Ans: (a) $20$ (b) (i) $GH$ is perpendicular to $GP$. (ii) $220$
- The coordinates of $G$
$\begin{array}{cl}
= & \left( -\dfrac{-154}{2}, -\dfrac{-128}{2} \right) \\
= & (77, 64)
\end{array}$Therefore, the distance between $G$ and $H$
$\begin{array}{cl}
= & \sqrt{(77-65)^2 +(64-48)^2} \\
= & 20
\end{array}$ - Sketch the graph according to the question.
- For the area of $\Delta GHP$ is the greatest, $GP$ must be a radius and $\angle HGP =90^\circ$. Therefore $GH$ is perpendicular to $GP$.

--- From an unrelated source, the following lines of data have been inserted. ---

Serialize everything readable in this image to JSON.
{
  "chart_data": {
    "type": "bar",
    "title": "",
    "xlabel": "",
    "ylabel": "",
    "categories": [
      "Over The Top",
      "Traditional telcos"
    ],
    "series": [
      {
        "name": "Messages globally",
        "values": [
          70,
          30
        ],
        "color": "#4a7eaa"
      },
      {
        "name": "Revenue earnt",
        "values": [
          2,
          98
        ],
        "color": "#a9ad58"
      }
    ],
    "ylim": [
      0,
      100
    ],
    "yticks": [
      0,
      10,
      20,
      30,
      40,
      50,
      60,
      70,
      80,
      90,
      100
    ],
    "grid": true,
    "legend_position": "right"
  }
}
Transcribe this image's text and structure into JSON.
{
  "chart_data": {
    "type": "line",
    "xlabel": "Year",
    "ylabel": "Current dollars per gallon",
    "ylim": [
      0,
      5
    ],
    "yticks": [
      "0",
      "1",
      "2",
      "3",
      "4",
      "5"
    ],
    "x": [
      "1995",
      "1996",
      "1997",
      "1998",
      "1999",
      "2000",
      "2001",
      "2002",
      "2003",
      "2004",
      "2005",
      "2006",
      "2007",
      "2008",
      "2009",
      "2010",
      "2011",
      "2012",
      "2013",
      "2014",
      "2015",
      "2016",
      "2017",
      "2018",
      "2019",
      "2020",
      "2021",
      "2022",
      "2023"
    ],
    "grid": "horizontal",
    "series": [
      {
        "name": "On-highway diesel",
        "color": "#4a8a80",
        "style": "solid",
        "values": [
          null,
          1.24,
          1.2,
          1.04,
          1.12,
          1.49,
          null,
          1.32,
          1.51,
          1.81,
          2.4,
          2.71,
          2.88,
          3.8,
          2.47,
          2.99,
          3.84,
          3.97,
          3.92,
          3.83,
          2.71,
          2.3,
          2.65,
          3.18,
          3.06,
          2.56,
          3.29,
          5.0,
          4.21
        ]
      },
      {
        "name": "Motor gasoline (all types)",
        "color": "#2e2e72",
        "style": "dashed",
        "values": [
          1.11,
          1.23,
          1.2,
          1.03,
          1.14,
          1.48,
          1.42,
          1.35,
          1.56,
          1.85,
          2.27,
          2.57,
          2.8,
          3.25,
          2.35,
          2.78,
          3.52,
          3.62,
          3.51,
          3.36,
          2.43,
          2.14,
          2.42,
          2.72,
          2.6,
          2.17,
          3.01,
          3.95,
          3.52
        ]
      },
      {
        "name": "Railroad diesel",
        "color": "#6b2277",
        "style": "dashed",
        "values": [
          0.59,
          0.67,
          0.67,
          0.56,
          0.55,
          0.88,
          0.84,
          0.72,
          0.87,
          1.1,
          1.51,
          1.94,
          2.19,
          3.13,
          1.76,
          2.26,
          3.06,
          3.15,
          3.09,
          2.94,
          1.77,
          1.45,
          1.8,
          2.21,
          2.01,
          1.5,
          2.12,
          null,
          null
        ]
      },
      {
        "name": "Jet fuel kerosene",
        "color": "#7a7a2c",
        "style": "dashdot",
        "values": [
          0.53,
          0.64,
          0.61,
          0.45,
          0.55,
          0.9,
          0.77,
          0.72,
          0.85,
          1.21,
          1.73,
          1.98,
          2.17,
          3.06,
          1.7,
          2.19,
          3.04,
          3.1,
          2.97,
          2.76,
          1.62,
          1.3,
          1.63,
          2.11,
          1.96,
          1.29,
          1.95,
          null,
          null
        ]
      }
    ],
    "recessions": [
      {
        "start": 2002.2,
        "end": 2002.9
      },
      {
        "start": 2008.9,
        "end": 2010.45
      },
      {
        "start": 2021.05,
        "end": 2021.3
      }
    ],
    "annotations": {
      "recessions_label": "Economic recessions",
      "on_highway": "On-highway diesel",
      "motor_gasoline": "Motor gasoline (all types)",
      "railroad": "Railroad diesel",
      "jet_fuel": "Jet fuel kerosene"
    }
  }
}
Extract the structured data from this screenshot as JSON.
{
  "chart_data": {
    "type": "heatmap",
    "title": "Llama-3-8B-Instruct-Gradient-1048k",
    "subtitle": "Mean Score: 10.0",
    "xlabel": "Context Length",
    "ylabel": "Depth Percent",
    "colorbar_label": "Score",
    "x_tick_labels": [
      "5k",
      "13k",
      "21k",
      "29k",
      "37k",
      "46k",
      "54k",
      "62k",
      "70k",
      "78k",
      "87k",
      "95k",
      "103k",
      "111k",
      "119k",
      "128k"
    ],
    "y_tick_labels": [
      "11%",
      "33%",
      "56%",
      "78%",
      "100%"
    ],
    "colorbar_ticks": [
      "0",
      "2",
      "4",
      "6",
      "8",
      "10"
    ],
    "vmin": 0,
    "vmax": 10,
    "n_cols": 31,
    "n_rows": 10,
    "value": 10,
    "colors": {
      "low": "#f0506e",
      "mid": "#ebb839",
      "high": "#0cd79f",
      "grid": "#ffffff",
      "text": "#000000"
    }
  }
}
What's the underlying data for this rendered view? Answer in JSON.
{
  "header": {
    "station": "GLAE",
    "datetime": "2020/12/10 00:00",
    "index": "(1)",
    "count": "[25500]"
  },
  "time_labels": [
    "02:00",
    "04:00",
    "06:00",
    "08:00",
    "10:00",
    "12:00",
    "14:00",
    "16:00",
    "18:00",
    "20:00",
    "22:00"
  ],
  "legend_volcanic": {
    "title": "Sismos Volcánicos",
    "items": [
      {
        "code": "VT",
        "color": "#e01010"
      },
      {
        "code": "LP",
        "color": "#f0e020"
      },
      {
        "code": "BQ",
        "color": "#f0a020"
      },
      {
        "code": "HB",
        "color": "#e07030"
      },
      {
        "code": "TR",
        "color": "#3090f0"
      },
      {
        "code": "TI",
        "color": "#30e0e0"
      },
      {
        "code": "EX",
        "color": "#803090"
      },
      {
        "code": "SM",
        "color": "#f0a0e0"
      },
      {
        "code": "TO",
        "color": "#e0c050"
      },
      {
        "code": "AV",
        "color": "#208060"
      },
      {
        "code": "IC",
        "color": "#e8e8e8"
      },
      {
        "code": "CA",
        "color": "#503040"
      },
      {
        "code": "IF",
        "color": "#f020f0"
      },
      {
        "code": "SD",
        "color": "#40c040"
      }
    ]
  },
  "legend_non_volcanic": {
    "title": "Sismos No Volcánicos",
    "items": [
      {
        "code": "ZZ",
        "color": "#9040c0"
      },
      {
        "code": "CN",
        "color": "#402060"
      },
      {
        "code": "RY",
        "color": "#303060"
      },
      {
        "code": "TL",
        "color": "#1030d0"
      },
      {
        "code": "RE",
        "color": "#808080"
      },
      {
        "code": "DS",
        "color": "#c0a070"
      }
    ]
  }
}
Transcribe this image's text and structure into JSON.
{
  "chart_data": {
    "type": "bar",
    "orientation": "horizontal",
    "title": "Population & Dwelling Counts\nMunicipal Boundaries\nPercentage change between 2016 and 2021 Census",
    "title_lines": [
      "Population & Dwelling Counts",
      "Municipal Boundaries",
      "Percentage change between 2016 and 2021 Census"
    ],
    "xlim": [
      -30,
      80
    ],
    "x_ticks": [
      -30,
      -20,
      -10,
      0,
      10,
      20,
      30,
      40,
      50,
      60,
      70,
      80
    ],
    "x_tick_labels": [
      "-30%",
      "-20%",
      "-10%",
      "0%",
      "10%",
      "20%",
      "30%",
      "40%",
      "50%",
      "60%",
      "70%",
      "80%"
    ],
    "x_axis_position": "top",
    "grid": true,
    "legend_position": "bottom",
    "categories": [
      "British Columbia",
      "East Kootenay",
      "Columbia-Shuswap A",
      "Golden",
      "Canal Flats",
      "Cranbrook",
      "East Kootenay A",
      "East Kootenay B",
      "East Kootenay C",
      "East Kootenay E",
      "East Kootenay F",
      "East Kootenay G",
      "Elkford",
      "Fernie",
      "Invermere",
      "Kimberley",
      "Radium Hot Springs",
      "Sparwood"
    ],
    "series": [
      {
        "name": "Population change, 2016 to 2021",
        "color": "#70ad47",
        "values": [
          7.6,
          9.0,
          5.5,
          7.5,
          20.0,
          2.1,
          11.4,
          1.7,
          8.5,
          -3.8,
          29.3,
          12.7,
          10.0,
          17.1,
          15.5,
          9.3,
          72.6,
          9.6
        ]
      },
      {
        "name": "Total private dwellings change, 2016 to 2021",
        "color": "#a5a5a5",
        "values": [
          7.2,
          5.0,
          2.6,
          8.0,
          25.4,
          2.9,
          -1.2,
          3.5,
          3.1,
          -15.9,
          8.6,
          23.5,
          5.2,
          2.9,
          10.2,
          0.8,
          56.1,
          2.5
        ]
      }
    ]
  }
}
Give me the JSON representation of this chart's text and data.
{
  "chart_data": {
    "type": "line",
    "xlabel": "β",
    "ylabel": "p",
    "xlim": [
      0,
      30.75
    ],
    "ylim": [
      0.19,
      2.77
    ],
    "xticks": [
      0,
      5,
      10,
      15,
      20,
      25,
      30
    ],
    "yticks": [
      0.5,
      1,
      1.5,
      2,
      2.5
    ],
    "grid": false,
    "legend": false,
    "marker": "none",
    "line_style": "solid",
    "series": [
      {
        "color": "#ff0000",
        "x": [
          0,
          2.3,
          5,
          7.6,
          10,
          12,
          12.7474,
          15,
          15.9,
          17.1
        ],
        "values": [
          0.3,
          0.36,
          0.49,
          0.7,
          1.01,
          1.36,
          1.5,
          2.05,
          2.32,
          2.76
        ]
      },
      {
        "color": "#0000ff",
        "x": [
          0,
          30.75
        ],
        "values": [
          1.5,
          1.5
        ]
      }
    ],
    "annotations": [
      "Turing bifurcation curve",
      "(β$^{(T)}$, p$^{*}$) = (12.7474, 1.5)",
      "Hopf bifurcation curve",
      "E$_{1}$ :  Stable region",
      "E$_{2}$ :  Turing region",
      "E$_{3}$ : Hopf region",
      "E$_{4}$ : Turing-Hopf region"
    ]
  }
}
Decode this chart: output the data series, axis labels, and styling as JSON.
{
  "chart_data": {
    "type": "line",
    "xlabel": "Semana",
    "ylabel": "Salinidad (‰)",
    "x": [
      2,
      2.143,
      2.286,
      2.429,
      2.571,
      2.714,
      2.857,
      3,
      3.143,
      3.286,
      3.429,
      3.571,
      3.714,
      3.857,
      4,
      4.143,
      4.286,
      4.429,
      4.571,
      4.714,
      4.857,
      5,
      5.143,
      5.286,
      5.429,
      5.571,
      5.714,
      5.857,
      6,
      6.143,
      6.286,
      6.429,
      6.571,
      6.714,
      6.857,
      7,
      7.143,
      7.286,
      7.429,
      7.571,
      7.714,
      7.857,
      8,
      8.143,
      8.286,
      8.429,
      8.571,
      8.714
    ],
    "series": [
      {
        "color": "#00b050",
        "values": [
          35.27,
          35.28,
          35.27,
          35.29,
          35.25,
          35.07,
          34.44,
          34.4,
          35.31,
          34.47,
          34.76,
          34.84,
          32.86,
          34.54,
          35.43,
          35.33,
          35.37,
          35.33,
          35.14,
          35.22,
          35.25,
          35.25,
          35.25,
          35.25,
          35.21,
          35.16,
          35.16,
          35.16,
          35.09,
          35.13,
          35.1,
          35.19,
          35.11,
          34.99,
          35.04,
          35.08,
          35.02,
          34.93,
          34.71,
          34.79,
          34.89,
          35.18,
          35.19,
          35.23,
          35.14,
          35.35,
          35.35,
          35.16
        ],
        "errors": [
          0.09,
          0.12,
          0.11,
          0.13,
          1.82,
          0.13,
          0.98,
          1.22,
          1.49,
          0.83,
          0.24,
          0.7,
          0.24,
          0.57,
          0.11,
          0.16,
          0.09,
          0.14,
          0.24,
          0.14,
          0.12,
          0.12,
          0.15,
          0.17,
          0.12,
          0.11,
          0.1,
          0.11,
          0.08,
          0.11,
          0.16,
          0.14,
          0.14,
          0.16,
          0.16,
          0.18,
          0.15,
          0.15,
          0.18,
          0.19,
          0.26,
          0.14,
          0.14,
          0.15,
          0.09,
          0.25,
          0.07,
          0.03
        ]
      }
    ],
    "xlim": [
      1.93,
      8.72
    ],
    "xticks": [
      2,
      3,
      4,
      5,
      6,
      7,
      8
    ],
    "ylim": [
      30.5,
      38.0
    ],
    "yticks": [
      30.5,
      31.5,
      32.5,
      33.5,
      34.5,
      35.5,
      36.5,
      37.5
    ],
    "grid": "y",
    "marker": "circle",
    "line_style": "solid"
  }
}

- Note that $GP$ is a radius of $C$. Then we have
$\begin{array}{rcl}
GP & = & \sqrt{77^2+64^2-224} \\
GP & = & 99
\end{array}$In $\Delta GHP$,
$\begin{array}{rcll}
HP^2 & = & HG^2 +GP^2 & \text{(Pyth. Thm.)} \\
HP & = & \sqrt{20^2 +99^2} \\
HP & = & 101
\end{array}$Therefore, the perimeter of $\Delta GHP$
$\begin{array}{cl}
= & 20 + 99 + 101 \\
= & 220
\end{array}$